Your argument is correct, but you have a gap, some minor terminological issues, and the presentation is poor.
For the terminological issue, saying: "assume a period $p$ such that $\sin(1/x) = \sin(1/(x+p))$" strongly suggests that you are saying $\sin(1/x)$ is a periodic function with period $p$ which would mean $p$ is constant. Of course, as you show, $p$ is not constant, so this terminology is misleading.
The gap in your argument is when you say $\frac{1}{x}-\frac{1}{x+p} = K$ for a positive constant $K$. This can be made to be true, but you give no argument why, and the order of your presentation makes this not necessarily, let alone obviously, true. If, at this point in the argument, someone was still under the impression that $p$ was a constant, then this would be obviously false. Even if the reader hadn't assumed $p$ was constant, there's still no given reason to believe this is true.
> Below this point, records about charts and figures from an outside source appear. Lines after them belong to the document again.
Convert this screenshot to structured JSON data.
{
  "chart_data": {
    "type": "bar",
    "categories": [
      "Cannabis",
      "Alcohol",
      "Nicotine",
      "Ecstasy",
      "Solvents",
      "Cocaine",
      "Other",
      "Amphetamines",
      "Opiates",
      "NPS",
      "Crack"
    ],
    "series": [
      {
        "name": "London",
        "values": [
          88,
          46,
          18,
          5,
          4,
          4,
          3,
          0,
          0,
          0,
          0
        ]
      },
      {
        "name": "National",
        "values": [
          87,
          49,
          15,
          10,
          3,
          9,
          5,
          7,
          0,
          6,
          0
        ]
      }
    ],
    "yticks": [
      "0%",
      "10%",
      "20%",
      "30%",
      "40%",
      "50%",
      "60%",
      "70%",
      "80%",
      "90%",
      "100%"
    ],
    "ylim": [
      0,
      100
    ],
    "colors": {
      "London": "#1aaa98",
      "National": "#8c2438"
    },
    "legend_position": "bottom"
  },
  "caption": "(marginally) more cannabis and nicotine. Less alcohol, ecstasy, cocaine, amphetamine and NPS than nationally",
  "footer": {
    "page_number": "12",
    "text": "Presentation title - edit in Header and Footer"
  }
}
The problem with your presentation (beyond the terminological one) is that you first assume that there is some function $p$ with the desired property, then you assume a statement which need not be true. It's not necessarily the case that if $\sin(1/x)=\sin(1/(x+p))$ that $\frac{1}{x}-\frac{1}{x+p}$ is a positive constant. You certainly give no argument for it. It's also not true for arbitrary $K$, even without knowing what $p$ is. You are not claiming this, but you give no argument any such $K$ exists. (From the perspective of first-order logic, essentially what's happening is that you are mixing around the order of quantifiers.)
Here's a rationalized version of what I think your intent was:
First, note that $\sin$ is a periodic function with period $2\pi k$ for any integer $k$. Set $K = 2\pi k$ for some positive $k$. Now $\sin(1/x) = \sin(1/x - K)$. Find $p(x)$ such that $\frac{1}{x} - K =\frac{1}{x+p(x)}$. We can do this by solving for $p(x)$ getting $p(x) = \frac{x}{1-Kx}-x$. From here proceed as the remainder of your argument.
Per MathTrain's and my comments on the question, whether this proves that $\sin(1/x)$ "oscillates rapidly" depends on what "oscillates rapidly" means.